Alternatively I can use a different approach, interleaving the data and
length blocks, occasionally, introducing a shift code which means "start
of a new interleaved block". For example, a sequence of three symbols,
with lengths 3, 4 and 1 (call it A1,A2,A3,B1,B2,B3,B4,C1) could be
represented as:
length=3,A1,length=4,A2,length=1,A3,length=0,B1,B2,B3,B4,C1
where length=X means the appropriate Baudot symbol to indicate that
length (to be specified) and length=0 shifts from interleaved blocks to
just data block until the end of the block; or it could be:
length=3,A1,length=0,A2,A3,shift,length=4,B1,length=1,B2,length=0,B3,B4,C1
where the "shift" separates the two blocks. This also leaves the other
shift code for something completely different.
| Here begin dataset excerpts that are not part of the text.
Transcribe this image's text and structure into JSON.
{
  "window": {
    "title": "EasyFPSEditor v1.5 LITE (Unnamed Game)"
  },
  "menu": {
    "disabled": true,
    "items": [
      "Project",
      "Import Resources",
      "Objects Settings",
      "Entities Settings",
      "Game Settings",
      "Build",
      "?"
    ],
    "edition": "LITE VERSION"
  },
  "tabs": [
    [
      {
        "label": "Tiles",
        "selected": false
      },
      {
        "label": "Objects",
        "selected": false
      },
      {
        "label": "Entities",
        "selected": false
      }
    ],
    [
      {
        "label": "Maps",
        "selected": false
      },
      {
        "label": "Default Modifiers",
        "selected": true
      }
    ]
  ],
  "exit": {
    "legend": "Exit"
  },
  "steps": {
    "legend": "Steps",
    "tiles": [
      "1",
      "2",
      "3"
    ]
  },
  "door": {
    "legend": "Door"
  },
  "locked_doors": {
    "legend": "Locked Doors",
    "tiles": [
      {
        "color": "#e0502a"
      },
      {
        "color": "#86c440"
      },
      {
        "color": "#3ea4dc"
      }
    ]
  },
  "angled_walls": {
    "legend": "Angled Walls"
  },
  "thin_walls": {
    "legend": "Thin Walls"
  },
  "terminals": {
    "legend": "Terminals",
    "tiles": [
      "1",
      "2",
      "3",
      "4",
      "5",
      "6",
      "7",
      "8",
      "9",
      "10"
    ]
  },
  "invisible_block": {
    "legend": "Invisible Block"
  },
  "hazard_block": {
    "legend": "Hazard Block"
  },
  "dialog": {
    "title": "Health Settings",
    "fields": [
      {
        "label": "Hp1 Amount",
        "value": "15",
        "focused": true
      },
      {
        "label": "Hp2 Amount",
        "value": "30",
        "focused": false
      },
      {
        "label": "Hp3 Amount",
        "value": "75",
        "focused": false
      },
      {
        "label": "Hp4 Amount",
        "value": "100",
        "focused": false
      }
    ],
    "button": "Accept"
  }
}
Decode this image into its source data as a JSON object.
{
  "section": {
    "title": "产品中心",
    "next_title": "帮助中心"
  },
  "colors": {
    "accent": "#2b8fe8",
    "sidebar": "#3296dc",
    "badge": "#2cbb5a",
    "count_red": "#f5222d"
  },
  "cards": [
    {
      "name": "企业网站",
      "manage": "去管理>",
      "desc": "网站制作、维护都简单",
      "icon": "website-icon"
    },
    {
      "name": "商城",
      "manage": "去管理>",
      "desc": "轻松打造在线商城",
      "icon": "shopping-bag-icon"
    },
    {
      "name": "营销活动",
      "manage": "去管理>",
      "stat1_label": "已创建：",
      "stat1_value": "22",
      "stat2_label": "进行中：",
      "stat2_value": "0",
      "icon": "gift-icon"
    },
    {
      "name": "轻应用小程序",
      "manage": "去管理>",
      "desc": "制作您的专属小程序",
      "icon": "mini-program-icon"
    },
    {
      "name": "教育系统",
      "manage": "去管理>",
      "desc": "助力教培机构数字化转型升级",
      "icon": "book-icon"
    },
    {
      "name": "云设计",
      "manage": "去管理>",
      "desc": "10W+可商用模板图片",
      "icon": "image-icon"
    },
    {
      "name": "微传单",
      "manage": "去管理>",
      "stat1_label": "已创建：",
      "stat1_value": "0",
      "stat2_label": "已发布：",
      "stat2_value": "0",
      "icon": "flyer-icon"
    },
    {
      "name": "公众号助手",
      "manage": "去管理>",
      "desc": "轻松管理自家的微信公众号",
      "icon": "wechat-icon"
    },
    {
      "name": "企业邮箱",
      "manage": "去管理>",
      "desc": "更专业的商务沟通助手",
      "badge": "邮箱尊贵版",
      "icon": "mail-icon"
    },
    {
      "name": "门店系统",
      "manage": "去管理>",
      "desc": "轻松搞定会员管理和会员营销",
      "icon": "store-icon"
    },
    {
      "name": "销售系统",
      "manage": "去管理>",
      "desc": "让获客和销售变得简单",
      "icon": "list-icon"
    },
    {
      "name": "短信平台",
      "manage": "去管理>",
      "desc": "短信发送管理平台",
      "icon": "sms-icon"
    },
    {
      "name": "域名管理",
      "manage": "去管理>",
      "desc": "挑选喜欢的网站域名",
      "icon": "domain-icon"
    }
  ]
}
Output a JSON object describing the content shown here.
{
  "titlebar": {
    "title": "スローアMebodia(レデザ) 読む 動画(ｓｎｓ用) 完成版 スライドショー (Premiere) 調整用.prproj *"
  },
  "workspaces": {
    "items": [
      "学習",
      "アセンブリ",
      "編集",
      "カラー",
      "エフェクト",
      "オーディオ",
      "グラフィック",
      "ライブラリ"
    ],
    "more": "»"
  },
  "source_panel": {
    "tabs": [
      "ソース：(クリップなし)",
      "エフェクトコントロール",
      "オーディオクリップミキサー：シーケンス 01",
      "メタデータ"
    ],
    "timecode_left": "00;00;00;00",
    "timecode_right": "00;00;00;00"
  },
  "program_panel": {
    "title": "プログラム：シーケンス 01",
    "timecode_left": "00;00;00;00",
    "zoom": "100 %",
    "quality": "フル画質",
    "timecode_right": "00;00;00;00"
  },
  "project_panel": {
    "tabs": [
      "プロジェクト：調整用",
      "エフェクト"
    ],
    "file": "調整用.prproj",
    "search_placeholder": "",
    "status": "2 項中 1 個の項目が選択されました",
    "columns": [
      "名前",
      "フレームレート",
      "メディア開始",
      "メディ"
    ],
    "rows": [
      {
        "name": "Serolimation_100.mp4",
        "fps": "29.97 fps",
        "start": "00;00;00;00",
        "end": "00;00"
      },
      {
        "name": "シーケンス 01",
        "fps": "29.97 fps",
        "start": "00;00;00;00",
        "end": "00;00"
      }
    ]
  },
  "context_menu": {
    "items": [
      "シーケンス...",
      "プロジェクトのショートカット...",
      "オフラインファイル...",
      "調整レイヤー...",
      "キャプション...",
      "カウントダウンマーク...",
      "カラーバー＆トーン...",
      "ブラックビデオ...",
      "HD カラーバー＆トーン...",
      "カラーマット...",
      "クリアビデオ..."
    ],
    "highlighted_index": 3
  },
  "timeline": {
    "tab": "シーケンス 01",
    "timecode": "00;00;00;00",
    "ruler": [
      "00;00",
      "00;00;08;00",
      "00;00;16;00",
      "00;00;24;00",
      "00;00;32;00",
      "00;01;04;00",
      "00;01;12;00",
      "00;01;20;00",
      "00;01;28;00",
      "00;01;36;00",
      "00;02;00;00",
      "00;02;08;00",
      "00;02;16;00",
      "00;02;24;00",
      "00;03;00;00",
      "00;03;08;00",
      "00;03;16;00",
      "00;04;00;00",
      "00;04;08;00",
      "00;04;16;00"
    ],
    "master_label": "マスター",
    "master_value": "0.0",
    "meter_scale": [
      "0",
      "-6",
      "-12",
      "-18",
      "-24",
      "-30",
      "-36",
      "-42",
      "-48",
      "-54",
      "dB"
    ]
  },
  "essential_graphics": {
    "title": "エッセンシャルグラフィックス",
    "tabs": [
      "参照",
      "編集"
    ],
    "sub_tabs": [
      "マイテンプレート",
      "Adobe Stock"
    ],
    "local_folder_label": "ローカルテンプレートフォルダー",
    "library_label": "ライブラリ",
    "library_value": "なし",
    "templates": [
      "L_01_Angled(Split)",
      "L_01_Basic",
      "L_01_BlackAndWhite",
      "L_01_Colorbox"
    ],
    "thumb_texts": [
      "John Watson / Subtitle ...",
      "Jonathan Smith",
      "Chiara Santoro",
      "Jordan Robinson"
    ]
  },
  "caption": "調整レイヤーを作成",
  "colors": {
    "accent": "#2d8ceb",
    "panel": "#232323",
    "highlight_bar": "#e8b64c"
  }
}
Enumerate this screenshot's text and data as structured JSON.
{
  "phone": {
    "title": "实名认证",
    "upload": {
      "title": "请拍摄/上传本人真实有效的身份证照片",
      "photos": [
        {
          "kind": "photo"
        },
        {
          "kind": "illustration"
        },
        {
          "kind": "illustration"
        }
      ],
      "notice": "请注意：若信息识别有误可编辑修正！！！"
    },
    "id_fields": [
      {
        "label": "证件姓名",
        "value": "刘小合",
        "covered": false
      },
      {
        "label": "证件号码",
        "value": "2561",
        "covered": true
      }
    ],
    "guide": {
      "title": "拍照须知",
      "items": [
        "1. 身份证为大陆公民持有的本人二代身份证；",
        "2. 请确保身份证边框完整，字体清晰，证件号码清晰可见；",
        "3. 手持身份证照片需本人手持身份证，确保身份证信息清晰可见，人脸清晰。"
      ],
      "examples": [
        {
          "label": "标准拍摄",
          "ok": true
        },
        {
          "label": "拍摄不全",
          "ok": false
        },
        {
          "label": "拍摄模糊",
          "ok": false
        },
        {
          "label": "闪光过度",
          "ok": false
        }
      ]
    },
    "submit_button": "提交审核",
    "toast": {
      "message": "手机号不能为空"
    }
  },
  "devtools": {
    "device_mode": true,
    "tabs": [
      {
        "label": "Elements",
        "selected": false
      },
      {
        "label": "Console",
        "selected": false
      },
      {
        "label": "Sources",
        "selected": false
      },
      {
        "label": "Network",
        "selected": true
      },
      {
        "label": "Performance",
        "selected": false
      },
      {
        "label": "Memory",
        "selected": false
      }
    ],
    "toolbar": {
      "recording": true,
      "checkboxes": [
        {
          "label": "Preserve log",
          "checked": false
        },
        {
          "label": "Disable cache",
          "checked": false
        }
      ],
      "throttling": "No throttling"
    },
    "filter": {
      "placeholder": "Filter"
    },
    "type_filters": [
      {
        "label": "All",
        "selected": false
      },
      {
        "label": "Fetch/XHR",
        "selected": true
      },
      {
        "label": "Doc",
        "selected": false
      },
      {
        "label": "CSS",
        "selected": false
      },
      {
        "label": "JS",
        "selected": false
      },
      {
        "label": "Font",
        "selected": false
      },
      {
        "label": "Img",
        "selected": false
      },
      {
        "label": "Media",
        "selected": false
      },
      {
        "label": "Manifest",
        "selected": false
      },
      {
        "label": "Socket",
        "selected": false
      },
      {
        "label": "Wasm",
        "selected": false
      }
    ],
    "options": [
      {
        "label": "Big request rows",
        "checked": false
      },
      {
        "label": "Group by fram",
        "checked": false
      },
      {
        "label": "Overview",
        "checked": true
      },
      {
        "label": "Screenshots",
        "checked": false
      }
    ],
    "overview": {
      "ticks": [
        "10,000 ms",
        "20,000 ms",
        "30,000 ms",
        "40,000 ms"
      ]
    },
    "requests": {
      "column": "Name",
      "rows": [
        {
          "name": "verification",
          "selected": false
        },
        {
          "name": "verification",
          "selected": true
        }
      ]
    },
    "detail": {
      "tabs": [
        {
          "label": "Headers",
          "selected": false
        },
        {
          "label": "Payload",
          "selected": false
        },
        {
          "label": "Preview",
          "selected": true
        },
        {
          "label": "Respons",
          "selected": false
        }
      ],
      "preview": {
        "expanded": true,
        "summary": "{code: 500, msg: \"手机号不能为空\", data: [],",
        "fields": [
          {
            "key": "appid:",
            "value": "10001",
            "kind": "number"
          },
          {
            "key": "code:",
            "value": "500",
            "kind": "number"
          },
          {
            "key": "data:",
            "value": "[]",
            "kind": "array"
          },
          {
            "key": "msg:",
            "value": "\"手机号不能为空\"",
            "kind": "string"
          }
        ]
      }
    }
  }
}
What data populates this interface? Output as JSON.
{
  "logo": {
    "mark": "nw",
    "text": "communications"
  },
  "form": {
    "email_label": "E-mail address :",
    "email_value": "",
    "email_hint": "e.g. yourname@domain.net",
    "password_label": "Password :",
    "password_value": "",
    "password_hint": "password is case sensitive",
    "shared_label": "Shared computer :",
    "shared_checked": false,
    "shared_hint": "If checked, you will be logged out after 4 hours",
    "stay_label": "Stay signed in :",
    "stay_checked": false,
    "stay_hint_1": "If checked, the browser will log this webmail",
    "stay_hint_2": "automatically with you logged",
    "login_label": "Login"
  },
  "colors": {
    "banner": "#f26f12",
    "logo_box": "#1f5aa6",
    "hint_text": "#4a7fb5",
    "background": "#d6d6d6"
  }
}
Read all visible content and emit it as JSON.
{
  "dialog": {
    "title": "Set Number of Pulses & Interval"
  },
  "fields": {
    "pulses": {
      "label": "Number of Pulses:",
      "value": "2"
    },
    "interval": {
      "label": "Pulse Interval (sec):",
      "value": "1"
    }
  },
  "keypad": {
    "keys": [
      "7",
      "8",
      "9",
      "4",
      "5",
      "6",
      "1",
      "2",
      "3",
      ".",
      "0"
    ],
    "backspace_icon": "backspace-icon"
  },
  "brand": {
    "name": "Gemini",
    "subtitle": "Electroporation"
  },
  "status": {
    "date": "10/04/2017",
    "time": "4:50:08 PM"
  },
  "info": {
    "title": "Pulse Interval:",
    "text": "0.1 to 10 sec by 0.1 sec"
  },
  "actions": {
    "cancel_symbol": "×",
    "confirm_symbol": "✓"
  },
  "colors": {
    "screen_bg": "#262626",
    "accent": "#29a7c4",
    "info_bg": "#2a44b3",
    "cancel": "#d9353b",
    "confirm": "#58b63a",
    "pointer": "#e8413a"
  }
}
Also, the encoding can
be made more efficient by introducing "double length" codes, which
specify two lengths in a single symbol: whether these can be used
depends on your data (there are 30 possible values and the maximum
length is 7 Baudot characters so length=0 to length=7 represent single
lengths, and length=8 to length=27 could represent two lengths in the
range 1 to 4 and 0 to 4 respectively; the remaining 2 Baudot characters
could also be used for something completely different). So the above
sequence could also be represented as one of (writing length=X:Y to
represent double lengths):
length=3:4,A1,length=1:0,A2,A3,B1,B2,B3,B4,C1
length=3:4,A1,A2,A3,B1,B2,B3,B4,shift,length=1:0,C1
length=3:4,A1,A2,A3,B1,B2,B3,B4,shift,length=1,C1,length=0
etc.
This seems very intuitive to me, so I'm not doing the opposite of
intuitive :-) I hope nobody copies it to make it a standard.
I also just thought of an advantage of using this sort of encoding,
where you have several possible representation of a sequence: you could
hide a different sequence in it like you can hide a whitespace program
in another program. How to do that is left as an exercise to the
reader.
C